“Was she tripping this morning?” Myles asks.
“No.”
“Then, maybe she is,” Myles says.
“But what if she’s not?” I ask, fighting the panic again.
“I know you haven’t been with this girl long, but it’s obvious you two have something pretty special. It wouldn’t be the end of the world if she got pregnant,” Cooper says.
My eyes widen as I stare at him in shock that he just said that. He was there. He was the one who helped me through the call that changed my life forever.
I shake my head. “No. I can’t have kids.”
He places his elbows on the counter to lean down until he’s eye level with me. “Fed, this job can harden you, no doubt. But you can’t let it change who you are and what you want from your life.”
“Oh, yes, it can. You were there. I still live with that mom’s screams in my head on a daily basis.”
Memories of taking the small child who was dripping wet in my arms and doing CPR flash through my mind.
I shake my head even more. “What if I can’t save my own child? What if I’m here and something happens to them? No.” I shake my head even more. “I can’t. I won’t.”

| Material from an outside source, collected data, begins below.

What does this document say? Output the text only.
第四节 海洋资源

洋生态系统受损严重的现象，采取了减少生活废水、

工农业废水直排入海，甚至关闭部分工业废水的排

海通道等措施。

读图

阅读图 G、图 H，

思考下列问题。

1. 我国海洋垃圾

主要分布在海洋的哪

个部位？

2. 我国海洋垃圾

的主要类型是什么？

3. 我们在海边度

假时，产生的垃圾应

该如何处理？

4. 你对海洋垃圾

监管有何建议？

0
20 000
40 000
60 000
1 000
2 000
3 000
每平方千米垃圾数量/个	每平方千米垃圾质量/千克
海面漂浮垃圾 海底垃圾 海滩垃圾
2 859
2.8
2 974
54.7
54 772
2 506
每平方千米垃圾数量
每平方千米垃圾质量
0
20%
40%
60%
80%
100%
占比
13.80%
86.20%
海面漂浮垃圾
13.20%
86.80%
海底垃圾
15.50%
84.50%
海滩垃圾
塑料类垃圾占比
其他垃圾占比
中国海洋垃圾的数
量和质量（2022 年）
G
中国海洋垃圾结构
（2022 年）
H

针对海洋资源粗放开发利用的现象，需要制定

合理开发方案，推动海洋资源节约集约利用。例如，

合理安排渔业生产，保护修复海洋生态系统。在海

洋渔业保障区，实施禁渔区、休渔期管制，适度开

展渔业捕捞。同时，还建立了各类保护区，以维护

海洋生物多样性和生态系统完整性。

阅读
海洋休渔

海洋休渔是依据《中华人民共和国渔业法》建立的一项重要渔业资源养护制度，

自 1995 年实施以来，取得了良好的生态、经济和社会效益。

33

Myles, who doesn’t want kids either but for a very different reason, places his mug down and levels with me. “Bro, you have some shit you need to work through. Not wanting kids is one thing. Not wanting them because you’re terrified you can’t save them is something completely different.”
I stare at my coffee, not sure if I can physically take a sip due to how upset my stomach is.
“Hey,” Cooper says, trying to get my attention. “The city offers counseling, something to help guys like us to work through the shit we see. I think you need to go talk to someone.”
I close my eyes, inhaling, then nod my head. He’s right. Whatever is going on in my head is obviously something I’m not dealing with as well as I thought I was.
The tones sound above us, and I stand in a rush. The only thing that is going to get me through the day is pushing that shit down some more and focusing on the task at hand. It’s the life I live, and it’s worked just fine until today.
22
Kara
I’m notsure what happened yesterday with Silas, but it was obvious he was battling with something in his head. When I entered the shower, I wanted much more than just showering, but when I saw something wasn’t right, plans changed quick. I’m glad I was able to help him. I just hope he’ll open up to me one day when he’s more comfortable to do so.
I can only imagine what he goes through at work. Witnessing the tragedy he sees must be a lot to take on for one person.
I never heard from him during his shift, so I’m surprised to get his call in the morning as he’s walking out of the station.
“Morning, Angel,” he says in the sweetest voice.
“Morning. How was your night?”
“Quiet actually, which was nice. I was able to get some sleep. What are you up to?”
“Not much until I pick up the girls at three.”
“Good. Come over and be lazy with me.”
A grin covers my face. “Sounds like the perfect way to spend the day. Be right there.”
We hang up, and as I grab my things, all I can think about is how he looked in that shower. I caught him in a very vulnerable moment, and the true Silas couldn’t hide from his emotions like he normally does.
I want him to know he can open up to me, but I also want him to know it’s important he works through whatever is going on in his head and not keep it bottled up. I know music is what always saves me, so an idea comes to mind, and I head to his house with a plan.
He’s already at the front door, waiting for me, when I pull up.